People 'n' Issues
Social Business Software arrives
Social business software (SBS) cuts through the scattered complexity of marketing campaigns by bringing together multiple work streams in an observable and social way, thereby facilitating more efficient collaboration and improving campaign outcomes, says GYS KAPPERS, WyseTalk CEO.
Marketing needs SBS
Marketing, advertising, PR and other campaigns are distributed and complex, involving multiple media channels, agencies, subcontractors, freelancers and contacts within the client hierarchy, all collectively engaged in numerous co-creating workflows but interfacing via different touch points.
Traditional collaboration methods e-mail, web-conferencing and endless meetings have bedevilled the outcome of campaigns: their technological shortcomings render them ineffectual islands in the stream of campaigns, leading to rampant waste of resources (time, cost and duplication of efforts) as well as sub-optimal teamwork.
Social business software, on the other hand, reaches across organisational, functional and programme divides to bring together multiple work streams some extra-organisational on a common Web-hosted platform, making it easy to track campaign processes and delivery in distributed work scenarios. Yes it is possible for agencies to get input on campaigns from the clients sooner, avoiding costly resource investment and having to go back to the drawing board. It is possible for clients to get closer to the creative output and avoid the frustration of last minute deadline misses. It is also possible for clients to effectively manage the input of all their agencies, acting for a common purpose. No more playing the blame game between agencies for not delivering a piece of work paramount to the success of the overall campaign and deadline.
Collaborative
Social platforms use social media techniques that flatten typical enterprise hierarchies and promote participation, speeding up project initiation and on-boarding, ideation and collaboration in project groups as well as issue-based sub-groups. In ordinary language this means creating communities that collaborate around discussion topics, topics that broadly correspond with functional streams within the same overarching marketing campaign such as strategy, web and app design, SEO, creative, copywriting, design, media platforms, PR.

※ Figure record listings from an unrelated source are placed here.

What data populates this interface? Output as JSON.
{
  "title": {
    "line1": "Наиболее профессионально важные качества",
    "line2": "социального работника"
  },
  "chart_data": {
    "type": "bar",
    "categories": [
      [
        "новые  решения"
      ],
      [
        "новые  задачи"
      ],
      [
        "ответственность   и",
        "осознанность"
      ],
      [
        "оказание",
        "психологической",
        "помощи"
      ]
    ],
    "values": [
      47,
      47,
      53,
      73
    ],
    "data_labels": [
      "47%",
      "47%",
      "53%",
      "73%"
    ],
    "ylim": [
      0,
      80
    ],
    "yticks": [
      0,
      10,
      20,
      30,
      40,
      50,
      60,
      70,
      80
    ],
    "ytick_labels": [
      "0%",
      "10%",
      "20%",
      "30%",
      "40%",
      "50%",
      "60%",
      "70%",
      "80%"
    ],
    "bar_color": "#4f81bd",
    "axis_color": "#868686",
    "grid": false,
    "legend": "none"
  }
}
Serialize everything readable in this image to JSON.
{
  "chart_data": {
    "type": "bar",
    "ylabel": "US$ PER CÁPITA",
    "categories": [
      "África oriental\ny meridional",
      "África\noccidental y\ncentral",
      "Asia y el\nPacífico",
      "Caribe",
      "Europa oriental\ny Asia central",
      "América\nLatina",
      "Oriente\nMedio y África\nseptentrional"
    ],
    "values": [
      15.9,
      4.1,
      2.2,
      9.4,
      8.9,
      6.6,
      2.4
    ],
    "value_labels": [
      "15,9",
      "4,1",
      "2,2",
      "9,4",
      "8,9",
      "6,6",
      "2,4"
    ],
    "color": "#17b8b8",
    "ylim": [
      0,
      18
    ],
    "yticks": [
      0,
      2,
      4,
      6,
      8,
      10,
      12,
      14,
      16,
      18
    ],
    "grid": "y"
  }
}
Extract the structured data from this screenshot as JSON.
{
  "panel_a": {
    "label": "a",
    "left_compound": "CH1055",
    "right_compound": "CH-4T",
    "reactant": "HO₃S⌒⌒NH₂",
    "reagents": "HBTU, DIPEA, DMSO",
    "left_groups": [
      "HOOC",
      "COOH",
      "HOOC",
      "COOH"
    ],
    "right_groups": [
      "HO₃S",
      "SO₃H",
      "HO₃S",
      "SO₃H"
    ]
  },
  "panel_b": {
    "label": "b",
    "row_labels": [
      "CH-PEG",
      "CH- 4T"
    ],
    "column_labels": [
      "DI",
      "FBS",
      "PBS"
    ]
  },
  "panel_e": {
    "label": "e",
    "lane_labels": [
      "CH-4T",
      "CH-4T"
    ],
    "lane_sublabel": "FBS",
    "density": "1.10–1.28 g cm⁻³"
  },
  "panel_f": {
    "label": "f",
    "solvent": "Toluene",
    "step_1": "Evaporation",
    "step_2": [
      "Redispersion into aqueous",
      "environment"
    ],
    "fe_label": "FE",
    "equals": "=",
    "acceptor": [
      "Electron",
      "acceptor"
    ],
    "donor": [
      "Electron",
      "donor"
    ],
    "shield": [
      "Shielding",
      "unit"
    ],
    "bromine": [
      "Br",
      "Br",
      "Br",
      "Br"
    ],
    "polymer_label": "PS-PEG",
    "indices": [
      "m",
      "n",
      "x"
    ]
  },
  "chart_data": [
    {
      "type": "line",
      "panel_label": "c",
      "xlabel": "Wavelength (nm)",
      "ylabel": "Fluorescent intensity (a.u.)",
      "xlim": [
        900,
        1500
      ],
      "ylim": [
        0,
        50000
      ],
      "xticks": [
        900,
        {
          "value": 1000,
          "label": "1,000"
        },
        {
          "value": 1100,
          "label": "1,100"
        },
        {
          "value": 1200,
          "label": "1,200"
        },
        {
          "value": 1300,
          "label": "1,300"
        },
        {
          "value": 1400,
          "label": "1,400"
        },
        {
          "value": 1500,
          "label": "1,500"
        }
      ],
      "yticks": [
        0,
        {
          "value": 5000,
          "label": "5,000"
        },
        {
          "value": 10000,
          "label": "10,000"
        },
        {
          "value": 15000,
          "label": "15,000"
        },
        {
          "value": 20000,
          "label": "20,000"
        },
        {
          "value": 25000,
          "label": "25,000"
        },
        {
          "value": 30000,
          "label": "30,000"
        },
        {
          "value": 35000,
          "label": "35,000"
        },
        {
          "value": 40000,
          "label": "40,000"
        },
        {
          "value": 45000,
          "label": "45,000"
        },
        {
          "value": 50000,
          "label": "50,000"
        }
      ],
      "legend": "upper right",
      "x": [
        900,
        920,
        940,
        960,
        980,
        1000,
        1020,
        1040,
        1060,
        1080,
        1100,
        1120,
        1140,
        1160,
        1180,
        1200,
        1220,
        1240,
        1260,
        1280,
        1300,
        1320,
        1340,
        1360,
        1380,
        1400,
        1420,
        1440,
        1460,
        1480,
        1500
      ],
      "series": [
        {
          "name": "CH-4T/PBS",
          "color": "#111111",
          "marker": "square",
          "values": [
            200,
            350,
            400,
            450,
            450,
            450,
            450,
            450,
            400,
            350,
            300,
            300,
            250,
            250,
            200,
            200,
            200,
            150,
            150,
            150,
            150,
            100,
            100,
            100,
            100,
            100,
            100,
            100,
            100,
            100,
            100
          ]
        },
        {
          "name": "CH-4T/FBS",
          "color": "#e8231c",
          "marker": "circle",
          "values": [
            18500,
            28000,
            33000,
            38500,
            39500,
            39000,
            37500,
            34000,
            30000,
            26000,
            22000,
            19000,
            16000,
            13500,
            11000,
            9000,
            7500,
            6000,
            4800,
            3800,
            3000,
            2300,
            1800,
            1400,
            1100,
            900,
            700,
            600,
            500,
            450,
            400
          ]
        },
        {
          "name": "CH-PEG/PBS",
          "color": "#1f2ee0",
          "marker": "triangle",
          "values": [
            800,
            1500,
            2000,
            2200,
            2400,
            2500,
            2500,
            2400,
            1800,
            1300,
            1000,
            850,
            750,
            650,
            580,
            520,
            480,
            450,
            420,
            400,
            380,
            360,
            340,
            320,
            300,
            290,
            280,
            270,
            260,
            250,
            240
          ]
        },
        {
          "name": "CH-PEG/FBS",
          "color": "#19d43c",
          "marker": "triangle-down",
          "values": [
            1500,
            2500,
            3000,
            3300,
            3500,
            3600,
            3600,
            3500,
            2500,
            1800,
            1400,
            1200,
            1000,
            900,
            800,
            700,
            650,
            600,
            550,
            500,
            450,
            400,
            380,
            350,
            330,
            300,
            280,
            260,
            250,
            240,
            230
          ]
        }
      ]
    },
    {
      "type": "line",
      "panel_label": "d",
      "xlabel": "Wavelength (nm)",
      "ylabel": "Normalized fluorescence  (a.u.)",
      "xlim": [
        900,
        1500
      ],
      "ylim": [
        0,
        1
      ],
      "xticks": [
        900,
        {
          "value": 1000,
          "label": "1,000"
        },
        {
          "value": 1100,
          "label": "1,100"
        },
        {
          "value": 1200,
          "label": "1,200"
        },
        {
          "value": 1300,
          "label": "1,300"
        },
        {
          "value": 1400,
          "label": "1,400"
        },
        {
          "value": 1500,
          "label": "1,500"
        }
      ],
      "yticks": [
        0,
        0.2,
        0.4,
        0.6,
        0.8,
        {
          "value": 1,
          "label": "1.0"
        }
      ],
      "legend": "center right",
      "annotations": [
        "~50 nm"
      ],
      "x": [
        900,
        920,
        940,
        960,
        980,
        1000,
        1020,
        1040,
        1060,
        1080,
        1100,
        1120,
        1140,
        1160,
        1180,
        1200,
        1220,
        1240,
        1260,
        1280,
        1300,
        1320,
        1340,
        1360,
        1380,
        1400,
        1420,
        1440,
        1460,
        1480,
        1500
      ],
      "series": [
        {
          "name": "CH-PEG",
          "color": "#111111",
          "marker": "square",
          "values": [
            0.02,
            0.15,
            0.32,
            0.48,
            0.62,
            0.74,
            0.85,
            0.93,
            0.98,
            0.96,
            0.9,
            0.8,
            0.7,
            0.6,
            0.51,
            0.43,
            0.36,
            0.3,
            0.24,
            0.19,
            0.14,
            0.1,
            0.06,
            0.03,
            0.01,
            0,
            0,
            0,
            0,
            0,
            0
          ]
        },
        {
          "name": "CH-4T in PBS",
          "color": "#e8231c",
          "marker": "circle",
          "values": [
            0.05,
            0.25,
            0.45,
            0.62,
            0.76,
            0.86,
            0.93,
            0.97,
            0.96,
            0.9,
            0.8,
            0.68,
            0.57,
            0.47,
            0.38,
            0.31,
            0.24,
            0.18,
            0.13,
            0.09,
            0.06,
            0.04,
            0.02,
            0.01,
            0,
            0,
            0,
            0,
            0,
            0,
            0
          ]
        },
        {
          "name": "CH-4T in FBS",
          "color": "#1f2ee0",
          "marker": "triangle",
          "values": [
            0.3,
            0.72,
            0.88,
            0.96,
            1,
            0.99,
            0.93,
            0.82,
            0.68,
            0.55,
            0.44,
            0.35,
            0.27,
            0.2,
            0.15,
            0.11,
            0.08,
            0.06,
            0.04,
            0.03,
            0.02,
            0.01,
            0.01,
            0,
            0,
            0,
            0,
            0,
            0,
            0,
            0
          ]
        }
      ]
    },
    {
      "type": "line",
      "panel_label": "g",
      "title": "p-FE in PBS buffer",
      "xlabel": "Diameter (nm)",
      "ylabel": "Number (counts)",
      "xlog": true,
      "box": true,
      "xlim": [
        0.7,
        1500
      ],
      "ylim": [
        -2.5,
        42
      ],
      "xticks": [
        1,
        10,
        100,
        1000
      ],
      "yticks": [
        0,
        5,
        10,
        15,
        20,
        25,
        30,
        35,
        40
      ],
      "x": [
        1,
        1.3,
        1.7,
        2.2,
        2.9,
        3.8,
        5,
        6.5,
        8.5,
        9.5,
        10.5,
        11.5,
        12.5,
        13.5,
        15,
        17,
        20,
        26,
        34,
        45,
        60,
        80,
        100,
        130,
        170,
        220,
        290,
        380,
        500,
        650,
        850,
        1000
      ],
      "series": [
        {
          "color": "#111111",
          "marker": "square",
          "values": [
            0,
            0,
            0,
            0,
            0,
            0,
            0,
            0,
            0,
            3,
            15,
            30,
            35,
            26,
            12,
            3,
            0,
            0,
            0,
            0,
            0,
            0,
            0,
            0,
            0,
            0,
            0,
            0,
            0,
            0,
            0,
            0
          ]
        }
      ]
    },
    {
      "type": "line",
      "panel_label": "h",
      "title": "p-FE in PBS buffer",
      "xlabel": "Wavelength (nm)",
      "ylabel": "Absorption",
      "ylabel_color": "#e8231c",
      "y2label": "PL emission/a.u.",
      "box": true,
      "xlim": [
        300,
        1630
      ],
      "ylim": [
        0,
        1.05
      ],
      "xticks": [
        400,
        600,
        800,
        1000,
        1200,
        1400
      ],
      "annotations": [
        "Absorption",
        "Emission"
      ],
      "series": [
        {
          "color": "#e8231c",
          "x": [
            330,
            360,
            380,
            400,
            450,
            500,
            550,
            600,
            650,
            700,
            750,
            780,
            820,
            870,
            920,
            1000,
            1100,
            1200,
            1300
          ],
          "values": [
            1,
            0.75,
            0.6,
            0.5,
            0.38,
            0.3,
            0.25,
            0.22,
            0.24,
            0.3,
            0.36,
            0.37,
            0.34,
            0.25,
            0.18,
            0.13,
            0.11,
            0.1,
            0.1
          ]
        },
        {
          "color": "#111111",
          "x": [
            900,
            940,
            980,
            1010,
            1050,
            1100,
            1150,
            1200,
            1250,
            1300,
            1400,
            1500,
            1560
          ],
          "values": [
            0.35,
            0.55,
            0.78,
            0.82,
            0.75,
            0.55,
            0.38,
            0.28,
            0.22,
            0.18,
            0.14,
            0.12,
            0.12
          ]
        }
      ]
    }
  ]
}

Once a community has been created, members can join groups and participate without fear or favour, using tools like document sharing and multi-media, which promotes effective and efficient collaboration and brainstorming in real-time. Always working off the latest version of copy, design, wireframe, document, campaign strategy, research data, video or other content.
Communication
In addition, SBS provides an effective communication platform, in which members gain kudos for contributing to the health of projects with timely, relevant information. So, for instance, an agency that picks up a potentially damaging media report that enables the company and all its marketing to collaborate and respond in a coherent, professional and considerate way.
Another activity that can benefit immensely from using SBS as communication is when a campaign brief changes mid-stream. Done well, using SBS in this way gets all suppliers and stakeholders on the same page quickly and often provokes further discussion that may feed into future campaign efforts. You can change course instantly, irrespective of where people are based.
Gumtree, the local online classified ads site owned by eBay, recently inadvertently featured an ad for a baby. On being alerted to this, a sales rep posted it on the company’s SBS platform. Three members in different cities were up to speed in no time, deliberating on a way to manage the crisis. In another example, Nandos, the feisty company admired for its market responsiveness, can easily be emulated by using SBS as a communication and collaborative platform.
Versioning
In copywriting and creative projects, version tracking becomes a cinch with the help of SBS topics that ‚’bubble up’ new comments on the latest version and catalogues discussions around previous versions. E-mail, by comparison, is cumbersome and time-inefficient.
By adopting SBS, IBM Software Group consultant Luiz Suarez reduced his e-mail from 800 per week to only 16, freeing up time for even more social collaboration that removes ineffectual copying and forwarding that accompanies the use of e-mail.
Companies that seek the relevance of Nandos, the freedom from e-mail tyranny of Luiz Suarez, or the responsiveness of Gumtree should break free from traditional tools and embrace collaboration and communication tools that exist in social business software.